The firm is following a broad trend of policymakers and research when it comes to climate issues, BlackRock says. “Your letter makes several inaccurate statements about BlackRock’s motive for participating in various ESG-related initiatives,” BlackRock writes in the letter, which is signed by the firm’s head of external affairs, Dalia Blass. (E.S.G., or environmental, social and governance, is the latest term for socially conscious investing.) Instead, BlackRock says its shareholder votes and investment decisions reflect that, generally, its investment professionals believe that climate change poses real risks and opportunities for investors. The firm’s belief is “by no means unique,” BlackRock writes.


BlackRock’s tussle with state officials comes at a time when corporate social policies are becoming a campaign issue. Republican legislators in Texas and elsewhere have looked to punish companies that try to reduce the sales of guns, or help their employees gain access to abortions. At the urging of Gov. Ron DeSantis, Republican of Florida, an oversight board voted to ban the consideration of “social, political or ideological interests” when making investment decisions about the state’s pension fund.

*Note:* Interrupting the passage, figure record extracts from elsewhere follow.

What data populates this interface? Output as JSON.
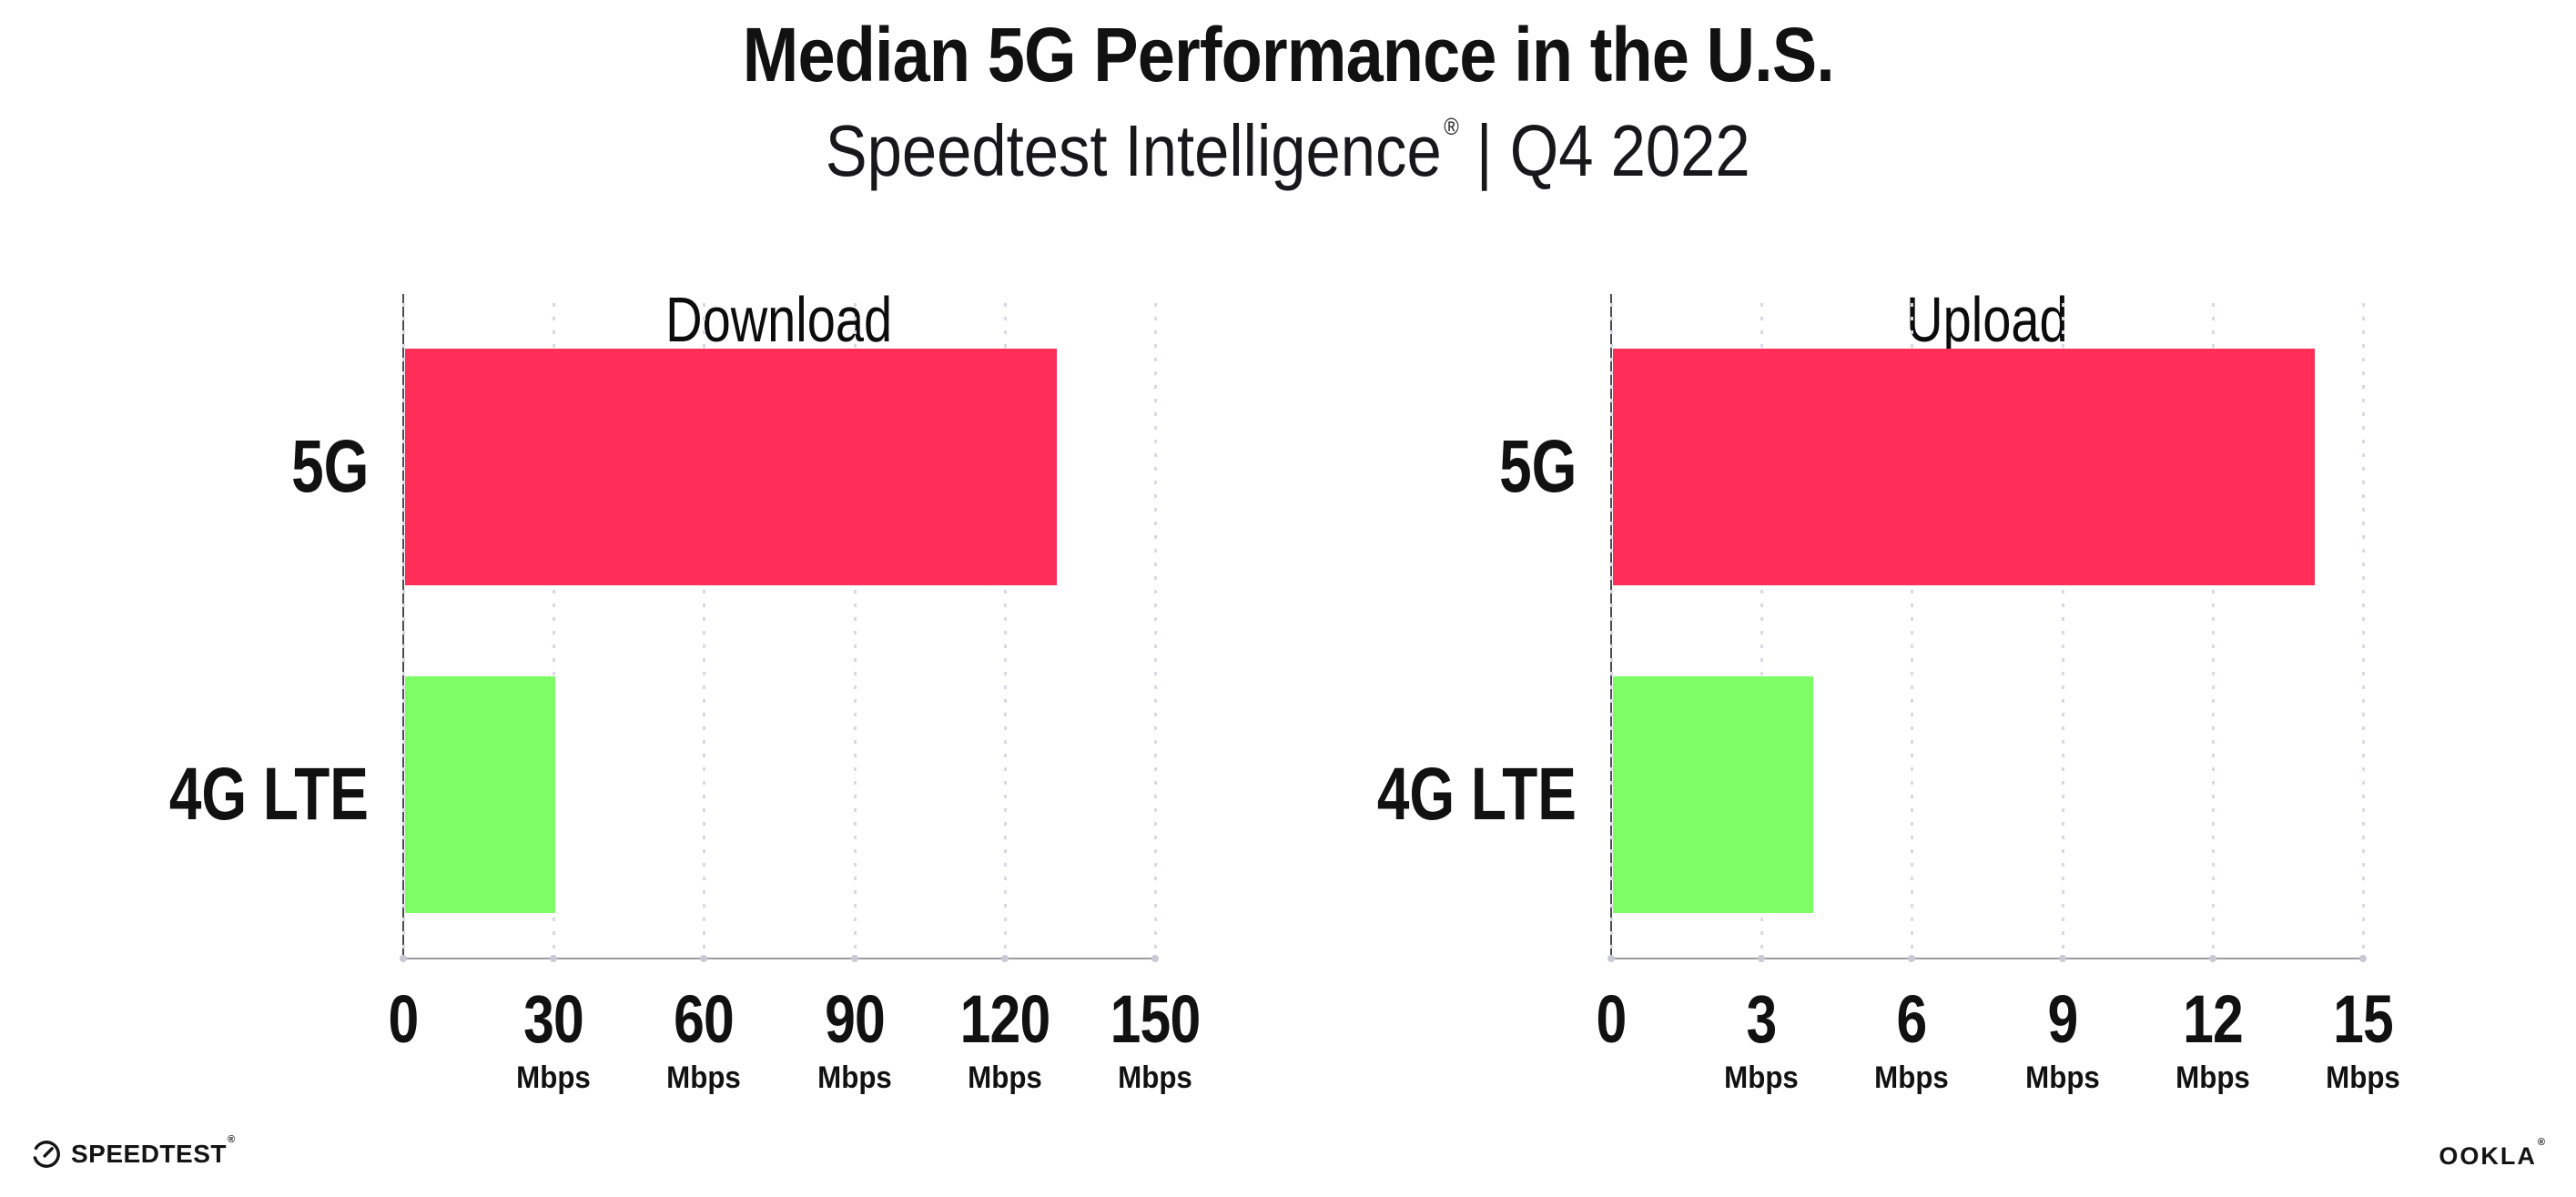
{
  "header": {
    "title": "Median 5G Performance in the U.S.",
    "subtitle": {
      "brand": "Speedtest Intelligence",
      "registered_mark": "®",
      "rest": "| Q4 2022"
    }
  },
  "chart_data": [
    {
      "type": "bar",
      "title": "Download",
      "orientation": "horizontal",
      "categories": [
        "5G",
        "4G LTE"
      ],
      "values": [
        130,
        30
      ],
      "unit": "Mbps",
      "xlim": [
        0,
        150
      ],
      "xticks": [
        0,
        30,
        60,
        90,
        120,
        150
      ],
      "bar_colors": [
        "#fd2e57",
        "#7efd66"
      ],
      "grid": "dotted-vertical",
      "legend": "none"
    },
    {
      "type": "bar",
      "title": "Upload",
      "orientation": "horizontal",
      "categories": [
        "5G",
        "4G LTE"
      ],
      "values": [
        14,
        4
      ],
      "unit": "Mbps",
      "xlim": [
        0,
        15
      ],
      "xticks": [
        0,
        3,
        6,
        9,
        12,
        15
      ],
      "bar_colors": [
        "#fd2e57",
        "#7efd66"
      ],
      "grid": "dotted-vertical",
      "legend": "none"
    }
  ],
  "footer": {
    "speedtest": {
      "label": "SPEEDTEST",
      "mark": "®"
    },
    "ookla": {
      "label": "OOKLA",
      "mark": "®"
    }
  },
  "colors": {
    "bar_5g": "#fd2e57",
    "bar_4g_lte": "#7efd66",
    "gridline": "#d9d9e3",
    "y_axis_line": "#4a4a52",
    "x_axis_line": "#9b9ba1",
    "tick_dot": "#c9c9d5",
    "text": "#111111"
  }
}
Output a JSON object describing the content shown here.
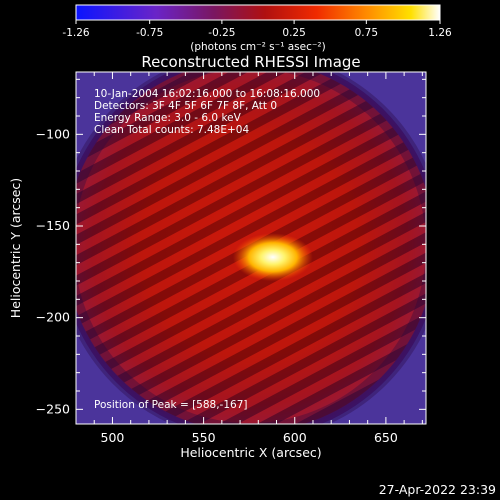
{
  "colorbar": {
    "ticks": [
      "-1.26",
      "-0.75",
      "-0.25",
      "0.25",
      "0.75",
      "1.26"
    ],
    "tick_values": [
      -1.26,
      -0.75,
      -0.25,
      0.25,
      0.75,
      1.26
    ],
    "range": [
      -1.26,
      1.26
    ],
    "units_label": "(photons cm⁻² s⁻¹ asec⁻²)"
  },
  "chart_data": {
    "type": "heatmap",
    "title": "Reconstructed RHESSI Image",
    "xlabel": "Heliocentric X (arcsec)",
    "ylabel": "Heliocentric Y (arcsec)",
    "xlim": [
      480,
      672
    ],
    "ylim": [
      -258,
      -66
    ],
    "xticks": [
      500,
      550,
      600,
      650
    ],
    "xtick_labels": [
      "500",
      "550",
      "600",
      "650"
    ],
    "yticks": [
      -100,
      -150,
      -200,
      -250
    ],
    "ytick_labels": [
      "−100",
      "−150",
      "−200",
      "−250"
    ],
    "annotations": [
      "10-Jan-2004 16:02:16.000 to 16:08:16.000",
      "Detectors: 3F 4F 5F 6F 7F 8F, Att 0",
      "Energy Range: 3.0 - 6.0 keV",
      "Clean     Total counts: 7.48E+04"
    ],
    "peak_label": "Position of Peak = [588,-167]",
    "peak": [
      588,
      -167
    ],
    "colormap": "rainbow-like: blue → purple → red → orange → yellow → white",
    "grid": false
  },
  "footer": {
    "timestamp": "27-Apr-2022 23:39"
  }
}
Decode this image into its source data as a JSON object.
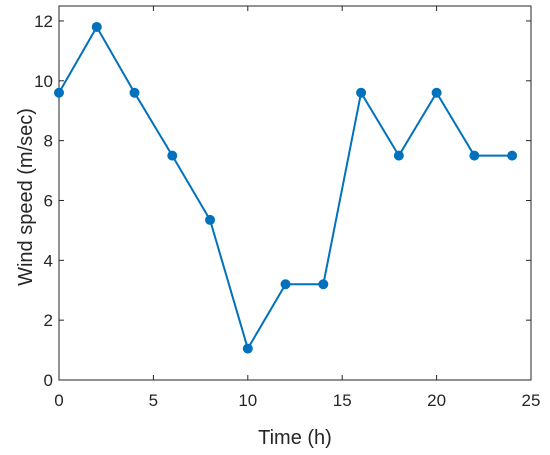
{
  "chart_data": {
    "type": "line",
    "title": "",
    "xlabel": "Time (h)",
    "ylabel": "Wind speed (m/sec)",
    "xlim": [
      0,
      25
    ],
    "ylim": [
      0,
      12.5
    ],
    "x_ticks": [
      0,
      5,
      10,
      15,
      20,
      25
    ],
    "y_ticks": [
      0,
      2,
      4,
      6,
      8,
      10,
      12
    ],
    "grid": false,
    "legend": "none",
    "series": [
      {
        "color": "#0072BD",
        "marker": "circle",
        "x": [
          0,
          2,
          4,
          6,
          8,
          10,
          12,
          14,
          16,
          18,
          20,
          22,
          24
        ],
        "y": [
          9.6,
          11.8,
          9.6,
          7.5,
          5.35,
          1.05,
          3.2,
          3.2,
          9.6,
          7.5,
          9.6,
          7.5,
          7.5
        ]
      }
    ]
  }
}
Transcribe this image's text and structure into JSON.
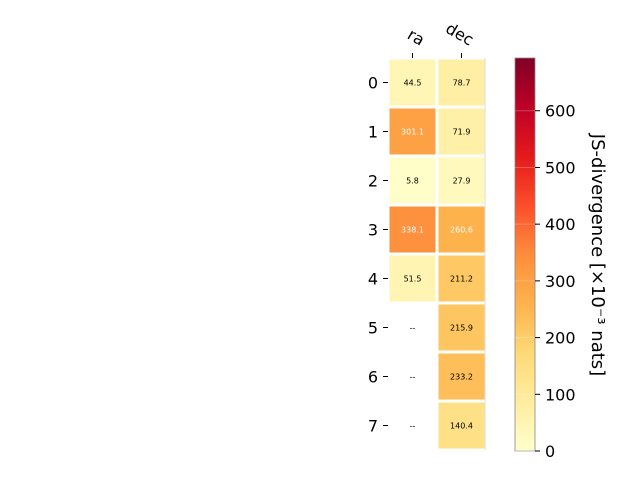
{
  "chart_data": {
    "type": "heatmap",
    "columns": [
      "ra",
      "dec"
    ],
    "rows": [
      "0",
      "1",
      "2",
      "3",
      "4",
      "5",
      "6",
      "7"
    ],
    "values": [
      [
        44.5,
        78.7
      ],
      [
        301.1,
        71.9
      ],
      [
        5.8,
        27.9
      ],
      [
        338.1,
        260.6
      ],
      [
        51.5,
        211.2
      ],
      [
        null,
        215.9
      ],
      [
        null,
        233.2
      ],
      [
        null,
        140.4
      ]
    ],
    "cell_labels": [
      [
        "44.5",
        "78.7"
      ],
      [
        "301.1",
        "71.9"
      ],
      [
        "5.8",
        "27.9"
      ],
      [
        "338.1",
        "260.6"
      ],
      [
        "51.5",
        "211.2"
      ],
      [
        "--",
        "215.9"
      ],
      [
        "--",
        "233.2"
      ],
      [
        "--",
        "140.4"
      ]
    ],
    "colorbar": {
      "label": "JS-divergence [×10⁻³ nats]",
      "range": [
        0,
        693
      ],
      "ticks": [
        0,
        100,
        200,
        300,
        400,
        500,
        600
      ],
      "tick_labels": [
        "0",
        "100",
        "200",
        "300",
        "400",
        "500",
        "600"
      ],
      "colormap": "YlOrRd"
    }
  }
}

Yet fund managers in many red states appear to be backing E.S.G. measures anyway. A recent study from the fund research firm Morningstar found that pension funds in those states had an average support rate of 80 percent for shareholders’ proposals that encourage companies to consider environmental, social and governance issues as well as their bottom lines. For instance, this year, Texas’ Employees Retirement System, the state’s second-largest public pension fund, voted for shareholder proposals that urged big banks to cut off lending to fossil fuel companies.


“Do a lot of red states have the same problem that they point out is an issue among large E.S.G.-promoting asset managers in their own backyards?” Vivek Ramaswamy, the author of “Woke, Inc.”, asks DealBook. “The answer is yes.” He recently started his own fund firm, Strive, which promises to prioritize profit considerations in its investment decisions.